Alestor looked down at him. An animal, all his son was. The rottweiler gone feral.
“It’s been a while since I’ve disciplined you, hasn’t it? Last time I yelled at you was when you were fourteen, just beginning to masturbate. You lied to me then. It seems as though I shouldn’t have stopped with just a yelling. Your whole life has been one giant wank.

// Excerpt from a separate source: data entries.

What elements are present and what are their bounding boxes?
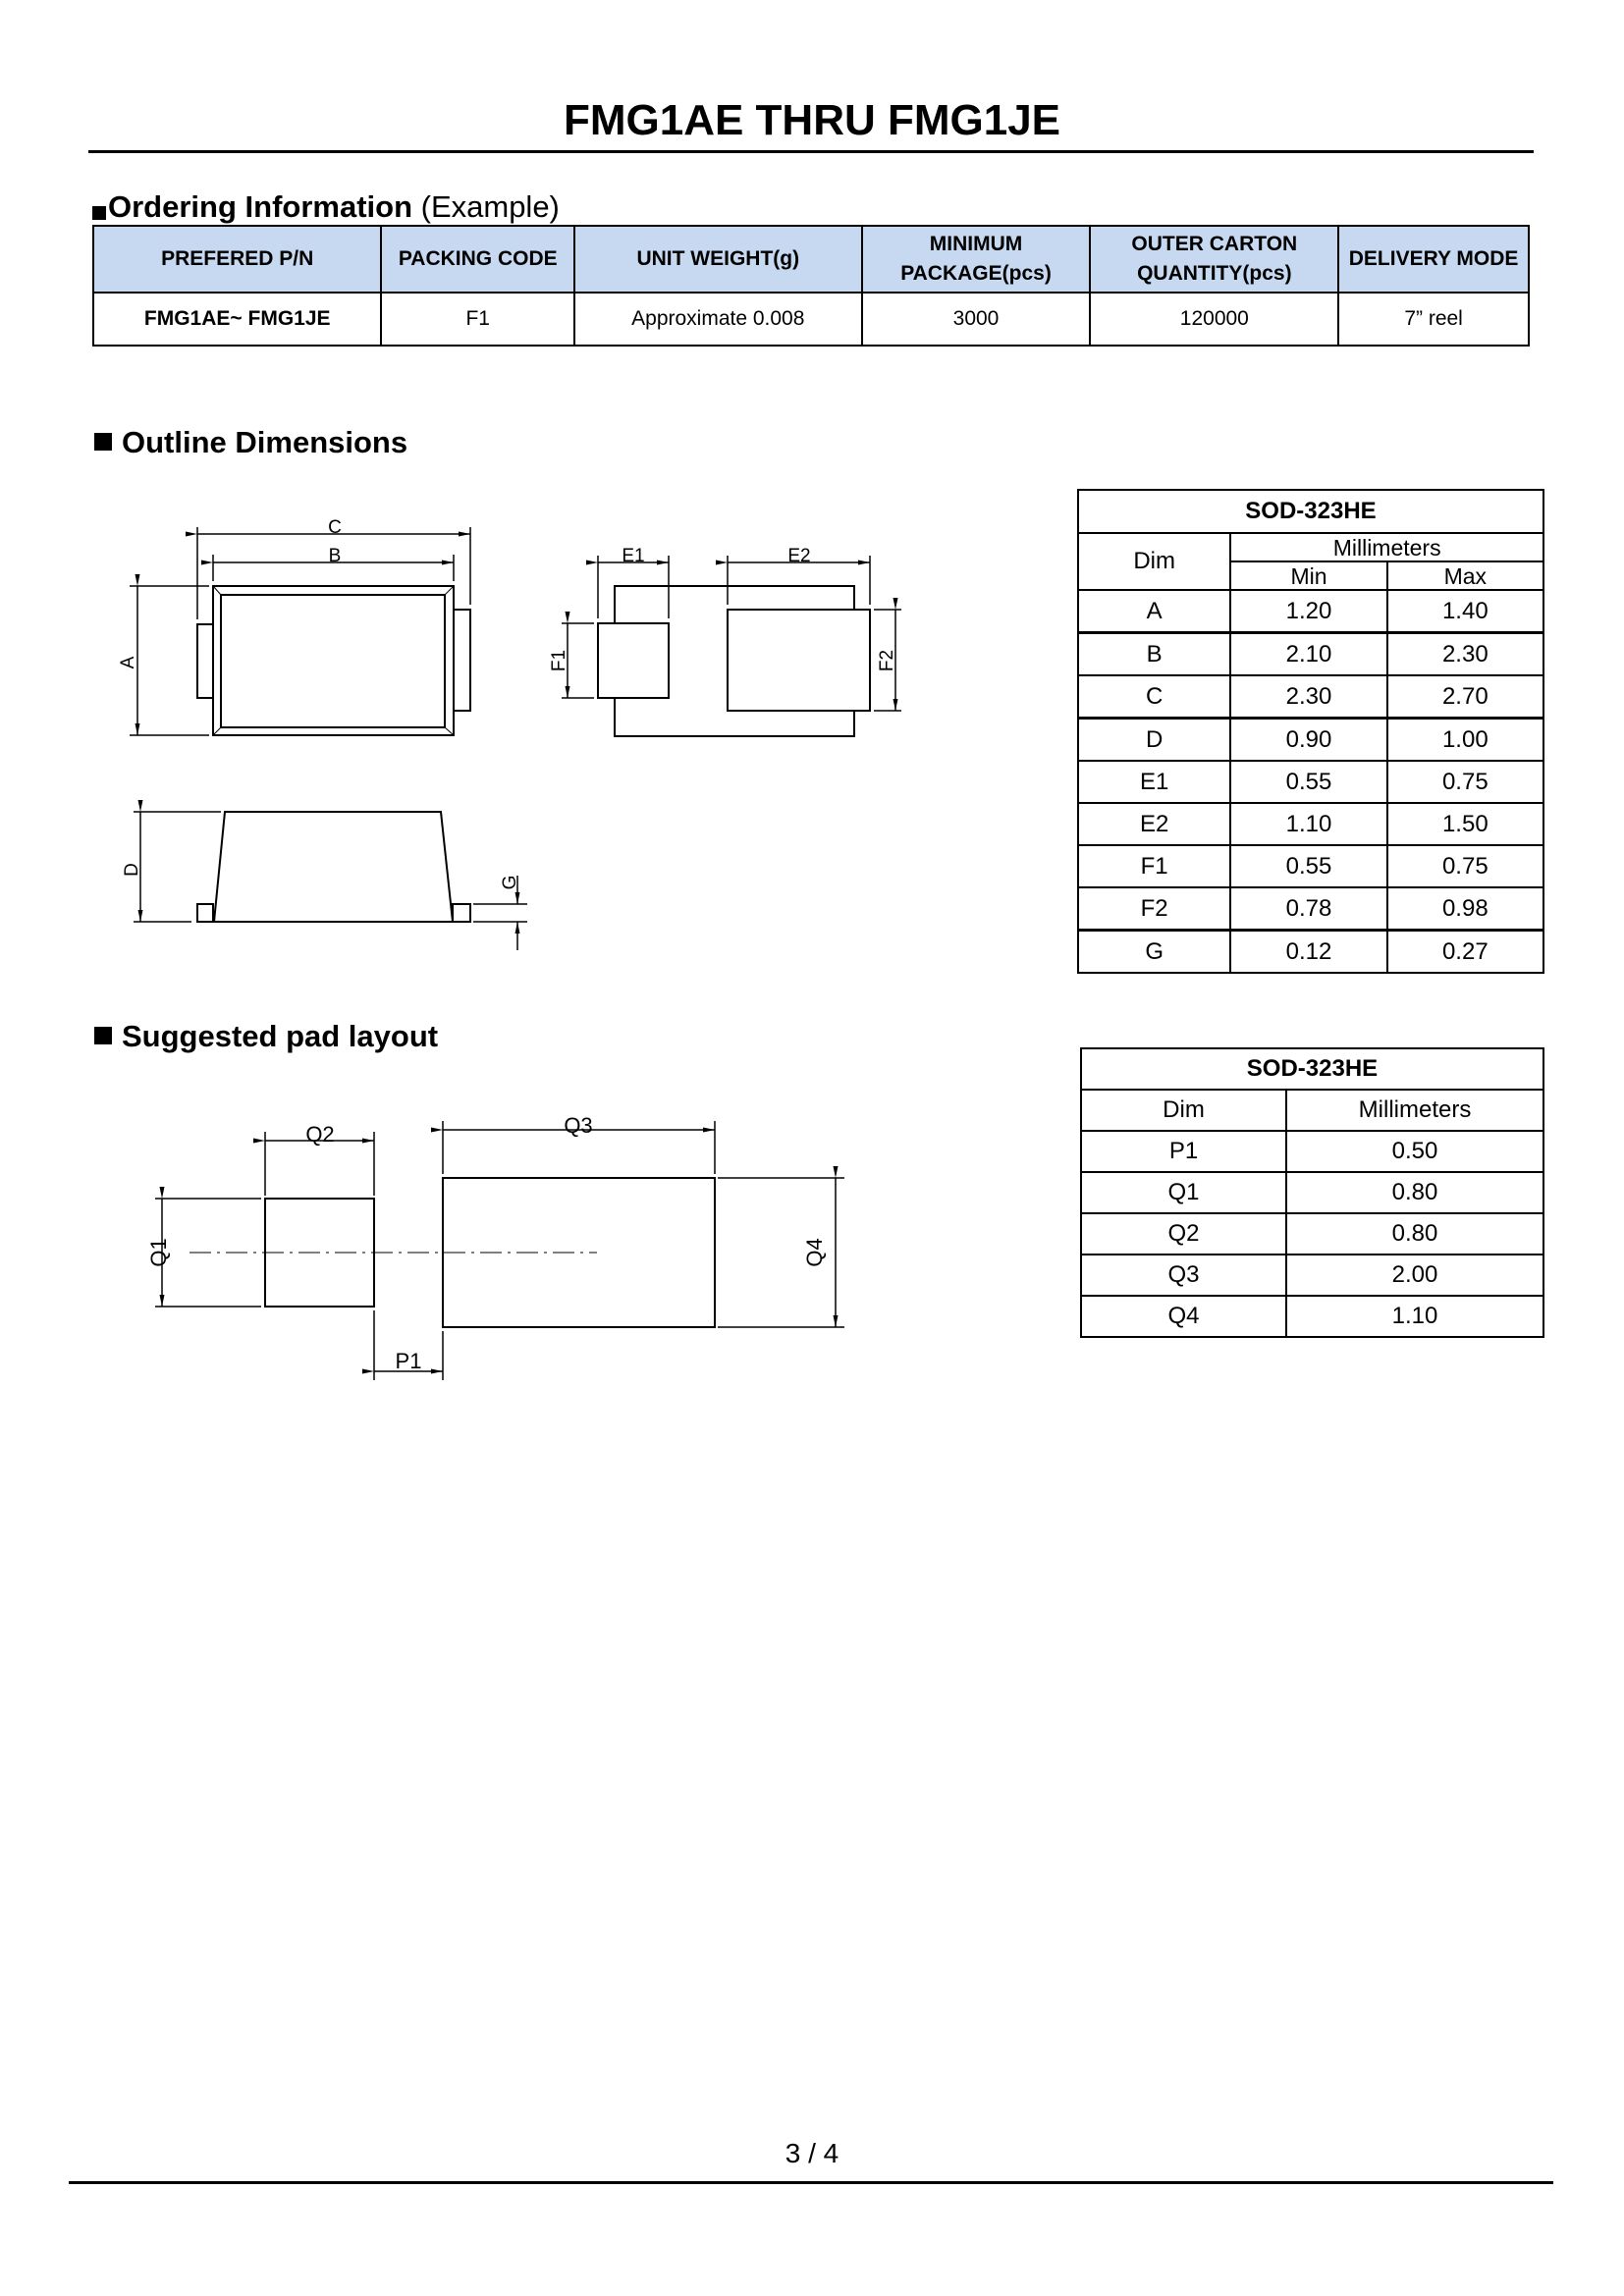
cell-minimum-package: 3000 xyxy=(862,293,1091,346)
table-row xyxy=(1078,675,1543,719)
cell-max: 2.30 xyxy=(1387,633,1543,676)
max-column-header: Max xyxy=(1387,561,1543,590)
table-row xyxy=(1081,1131,1543,1172)
cell-min: 0.12 xyxy=(1230,931,1386,974)
cell-min: 1.20 xyxy=(1230,590,1386,633)
dim-label-e1: E1 xyxy=(622,546,645,566)
ordering-heading-suffix: (Example) xyxy=(420,189,560,224)
cell-min: 0.78 xyxy=(1230,887,1386,931)
pad-layout-heading xyxy=(94,1019,438,1054)
cell-max: 2.70 xyxy=(1387,675,1543,719)
page-title: FMG1AE THRU FMG1JE xyxy=(563,96,1061,144)
cell-packing-code: F1 xyxy=(381,293,574,346)
dim-label-a: A xyxy=(118,656,138,669)
table-row xyxy=(1078,633,1543,676)
pad-label-q1: Q1 xyxy=(146,1238,171,1267)
side-view-drawing xyxy=(134,812,527,950)
table-row xyxy=(1078,845,1543,887)
cell-dim: P1 xyxy=(1081,1131,1286,1172)
table-row xyxy=(1078,887,1543,931)
table-row xyxy=(1081,1172,1543,1213)
cell-dim: F1 xyxy=(1078,845,1230,887)
cell-dim: F2 xyxy=(1078,887,1230,931)
cell-min: 0.90 xyxy=(1230,719,1386,762)
dim-label-f1: F1 xyxy=(549,649,569,672)
cell-max: 1.50 xyxy=(1387,803,1543,845)
bullet-square-icon xyxy=(94,1027,112,1044)
pad-label-q2: Q2 xyxy=(305,1122,335,1147)
cell-dim: B xyxy=(1078,633,1230,676)
cell-dim: Q4 xyxy=(1081,1296,1286,1337)
cell-value: 1.10 xyxy=(1286,1296,1543,1337)
pad-layout-drawing xyxy=(155,1121,844,1380)
cell-unit-weight: Approximate 0.008 xyxy=(574,293,862,346)
table-row xyxy=(1078,931,1543,974)
table-row xyxy=(1078,803,1543,845)
pad-label-q3: Q3 xyxy=(564,1113,593,1138)
cell-max: 0.98 xyxy=(1387,887,1543,931)
cell-dim: Q3 xyxy=(1081,1255,1286,1296)
dim-label-b: B xyxy=(328,546,342,566)
table-row xyxy=(1081,1296,1543,1337)
outline-heading-text: Outline Dimensions xyxy=(122,425,408,459)
cell-delivery-mode: 7” reel xyxy=(1338,293,1529,346)
cell-dim: C xyxy=(1078,675,1230,719)
unit-header: Millimeters xyxy=(1286,1090,1543,1131)
pad-layout-heading-text: Suggested pad layout xyxy=(122,1019,439,1053)
page-number: 3 / 4 xyxy=(785,2138,839,2168)
dim-label-f2: F2 xyxy=(877,649,897,672)
top-view-drawing xyxy=(130,527,470,735)
cell-dim: E1 xyxy=(1078,761,1230,803)
cell-value: 2.00 xyxy=(1286,1255,1543,1296)
package-name: SOD-323HE xyxy=(1081,1048,1543,1090)
cell-min: 0.55 xyxy=(1230,761,1386,803)
cell-dim: Q1 xyxy=(1081,1172,1286,1213)
cell-min: 2.10 xyxy=(1230,633,1386,676)
min-column-header: Min xyxy=(1230,561,1386,590)
cell-dim: D xyxy=(1078,719,1230,762)
footer-divider xyxy=(69,2181,1553,2184)
cell-value: 0.80 xyxy=(1286,1213,1543,1255)
pad-label-q4: Q4 xyxy=(802,1238,827,1267)
cell-dim: Q2 xyxy=(1081,1213,1286,1255)
dim-column-header: Dim xyxy=(1081,1090,1286,1131)
col-header-part-number: PREFERED P/N xyxy=(93,226,381,293)
package-name: SOD-323HE xyxy=(1078,490,1543,533)
table-row xyxy=(1081,1213,1543,1255)
cell-max: 0.75 xyxy=(1387,761,1543,803)
cell-max: 0.27 xyxy=(1387,931,1543,974)
cell-dim: G xyxy=(1078,931,1230,974)
cell-dim: A xyxy=(1078,590,1230,633)
unit-header: Millimeters xyxy=(1230,533,1543,561)
cell-outer-carton: 120000 xyxy=(1090,293,1338,346)
ordering-heading-text: Ordering Information xyxy=(108,189,412,224)
col-header-minimum-package: MINIMUM PACKAGE(pcs) xyxy=(862,226,1091,293)
dim-label-d: D xyxy=(122,863,142,877)
col-header-delivery-mode: DELIVERY MODE xyxy=(1338,226,1529,293)
cell-max: 0.75 xyxy=(1387,845,1543,887)
cell-max: 1.40 xyxy=(1387,590,1543,633)
cell-min: 1.10 xyxy=(1230,803,1386,845)
cell-dim: E2 xyxy=(1078,803,1230,845)
cell-min: 2.30 xyxy=(1230,675,1386,719)
dim-label-e2: E2 xyxy=(787,546,811,566)
col-header-outer-carton: OUTER CARTON QUANTITY(pcs) xyxy=(1090,226,1338,293)
table-row xyxy=(1078,590,1543,633)
table-row xyxy=(1081,1255,1543,1296)
col-header-unit-weight: UNIT WEIGHT(g) xyxy=(574,226,862,293)
cell-part-number: FMG1AE~ FMG1JE xyxy=(93,293,381,346)
dim-label-c: C xyxy=(328,517,342,538)
bottom-view-drawing xyxy=(562,556,901,736)
dim-label-g: G xyxy=(500,875,520,890)
cell-max: 1.00 xyxy=(1387,719,1543,762)
col-header-packing-code: PACKING CODE xyxy=(381,226,574,293)
table-row xyxy=(1078,761,1543,803)
cell-value: 0.80 xyxy=(1286,1172,1543,1213)
pad-layout-table xyxy=(1080,1047,1544,1338)
cell-value: 0.50 xyxy=(1286,1131,1543,1172)
cell-min: 0.55 xyxy=(1230,845,1386,887)
dim-column-header: Dim xyxy=(1078,533,1230,590)
outline-dimensions-table xyxy=(1077,489,1544,974)
pad-label-p1: P1 xyxy=(395,1349,422,1373)
table-row xyxy=(1078,719,1543,762)
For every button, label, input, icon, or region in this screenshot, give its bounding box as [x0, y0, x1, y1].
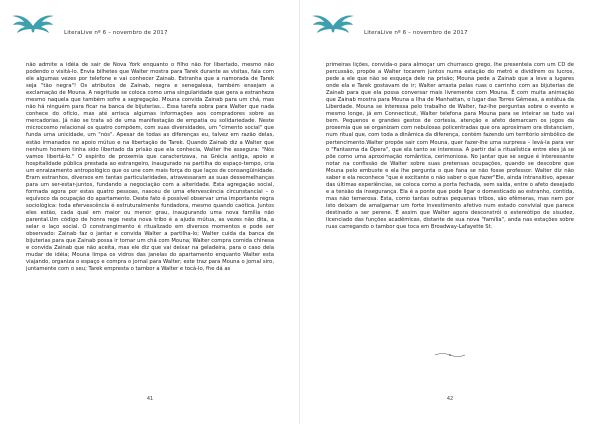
page-header: LiteraLive nº 6 – novembro de 2017 — [64, 30, 168, 36]
body-paragraph: primeiras lições, convida-o para almoçar um churrasco grego, lhe presenteia com um CD de percussão, propõe a Walter tocarem juntos numa estação do metrô e dividirem os lucros, pede a ele que não se esqueça dele na prisão; Mouna pede a Zainab que a leve a lugares onde ela e Tarek gostavam de ir; Walter arrasta pelas ruas o carrinho com as bijuterias de Zainab para que ela possa conversar mais livremente com Mouna. É com muita animação que Zainab mostra para Mouna a Ilha de Manhattan, o lugar das Torres Gêmeas, a estátua da Liberdade. Mouna se interessa pelo trabalho de Walter, faz-lhe perguntas sobre o evento e mesmo longe, já em Connecticut, Walter telefona para Mouna para se inteirar se tudo vai bem. Pequenos e grandes gestos de cortesia, atenção e afeto demarcam os jogos da proxemia que se organizam com nebulosas policentradas que ora aproximam ora distanciam, num ritual que, com toda a dinâmica da diferença, contém fazendo um território simbólico de pertencimento.Walter propõe sair com Mouna, quer fazer-lhe uma surpresa – levá-la para ver o "Fantasma da Ópera", que ela tanto se interessa. A partir daí a ritualística entre eles já se põe como uma aproximação romântica, cerimoniosa. No jantar que se segue é interessante notar na confissão de Walter sobre suas pretensas ocupações, quando se descobre que Mouna pelo embuste e ela lhe pergunta o que fana se não fosse professor. Walter diz não saber e ela reconhece "que é excitante o não saber o que fazer"Ele, ainda intransitivo, apesar das últimas experiências, se coloca como a porta fechada, sem saída, entre o afeto desejado e a tensão da insegurança. Ela é a ponte que pode ligar o domesticado ao estranho, contida, mas não temerosa. Esta, como tantas outras pequenas tribos, são efêmeras, mas nem por isto deixam de amalgamar um forte investimento afetivo num estado convivial que parece destinado a ser perene. É assim que Walter agora desconstrói o estereótipo de sisudez, licenciado das funções acadêmicas, distante de sua nova "família", anda nas estações sobre ruas carregando o tambor que toca em Broadway-Lafayette St. — [326, 62, 574, 231]
body-paragraph: não admite a idéia de sair de Nova York enquanto o filho não for libertado, mesmo não podendo o visitá-lo. Envia bilhetes que Walter mostra para Tarek durante as visitas, fala com ele algumas vezes por telefone e vai conhecer Zainab. Estranha que a namorada de Tarek seja "tão negra"! Os atributos de Zainab, negra e senegalesa, também ensejam a exclamação de Mouna. A negritude se coloca como uma singularidade que gera a estranheza mesmo naquela que também sofre a segregação. Mouna convida Zainab para um chá, mas não há ninguém para ficar na banca de bijuterias... Essa tarefa sobra para Walter que nada conhece do ofício, mas até arrisca algumas informações aos compradores sobre as mercadorias. Já não se trata só de uma manifestação de empatia ou solidariedade. Neste microcosmo relacional os quatro compõem, com suas diversidades, um "cimento social" que funda uma unicidade, um "nós". Apesar de todas as diferenças eu, talvez em razão delas, estão irmanados no apoio mútuo e na libertação de Tarek. Quando Zainab diz a Walter que nenhum homem tinha sido libertado da prisão que ela conhecia, Walter lhe assegura: "Nós vamos libertá-lo." O espírito de proxemia que caracterizava, na Grécia antiga, apoio e hospitalidade pública prestada ao estrangeiro, inaugurado na partilha do espaço-tempo, cria um enraizamento antropológico que os une com mais força do que laços de consangüinidade. Eram estranhos, diversos em tantas particularidades, atravessaram as suas dessemelhanças para um ser-estar-juntos, fundando a negociação com a alteridade. Esta agregação social, formada agora por estas quatro pessoas, nasceu de uma efervescência circunstancial – o equívoco da ocupação do apartamento. Deste fato é possível observar uma importante regra sociológica: toda efervescência é estruturalmente fundadora, mesmo quando caótica. Juntos eles estão, cada qual em maior ou menor grau, inaugurando uma nova família não parental.Um código de honra rege nesta nova tribo é a ajuda mútua, as vezes não dita, a selar o laço social. O constrangimento é ritualizado em diversos momentos e pode ser observado: Zainab faz o jantar e convida Walter a partilha-lo; Walter cuida da banca de bijuterias para que Zainab possa ir tomar um chá com Mouna; Walter compra comida chinesa e convida Zainab que não aceita, mas ele diz que vai deixar na geladeira, para o caso dela mudar de idéia; Mouna limpa os vidros das janelas do apartamento enquanto Walter esta viajando, organiza o espaço e compra o jornal para Walter; este traz para Mouna o jornal siro, juntamente com o seu; Tarek empresta o tambor a Walter e tocá-lo, fhe dá as — [26, 62, 274, 273]
wings-logo-icon — [310, 4, 356, 44]
body-text — [326, 62, 574, 231]
right-page — [300, 0, 600, 424]
page-number: 41 — [146, 396, 154, 402]
wings-logo-icon — [10, 4, 56, 44]
page-header: LiteraLive nº 6 – novembro de 2017 — [364, 30, 468, 36]
page-number: 42 — [446, 396, 454, 402]
flourish-divider-icon — [434, 352, 466, 358]
body-text — [26, 62, 274, 273]
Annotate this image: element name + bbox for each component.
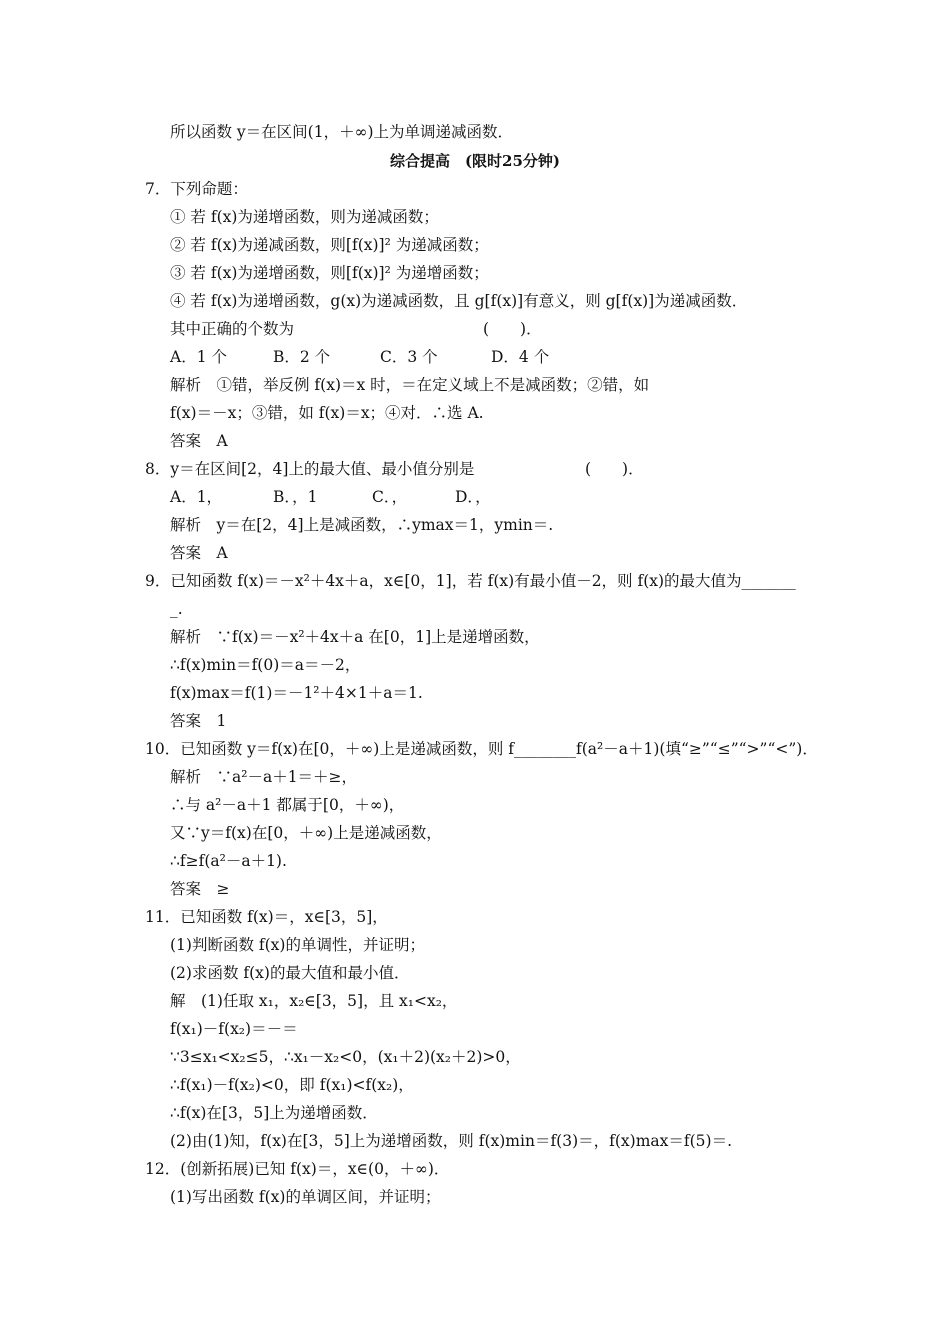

An annoyance, you gluttonous fool. To be given everything, yet to be so spiteful towards your father. Disgusting.”
“What father?” Isaac said. “I look and look but I can’t find any man you’d call a father. Only a fraud, a fraud with a belt. I can’t believe I haven’t stood up to you until now.”
“Well, our failures are the same. We never struck each other. You were never shown the man I could be, but you will learn. Consider this your therapy session, a correction to that faulty cognitive behavior of yours.” Alestor walked up to the door. The other men were beginning to leave.
“I really hope you’ll come around. I can show you the things He’s shown me. They’ll really make you rethink this whole rebellious streak of yours.”
“You can’t rethink a murder. You can bullshit that way, Alestor.” Isaac said. The defiance in his tone made Alestor lower his head. A hammer strike right on his head, he could feel the pressure of a headache building in him like a band around his head slowly crushing his skull.
“We’ll begin your conditioning tomorrow. Have a good night, Isaac.” Alestor took a final look at the chained son. It was short and he was stuck to a water pipe running up along the wall. Isaac shouted at Alestor, growled and dragged his fingernails against the floor to try and gain terrain. He couldn’t. He could not move more than four yards. He pulled on his chain, nothing. Steel was too much.
Alestor sighed, put his hand on the light switch and pressed. The room went dark.
But Alestor could hear his son. His shouting went on, like the waves of water rising high with the blue surf and crashing down into that loud bevy: Help me, help me, help me, please.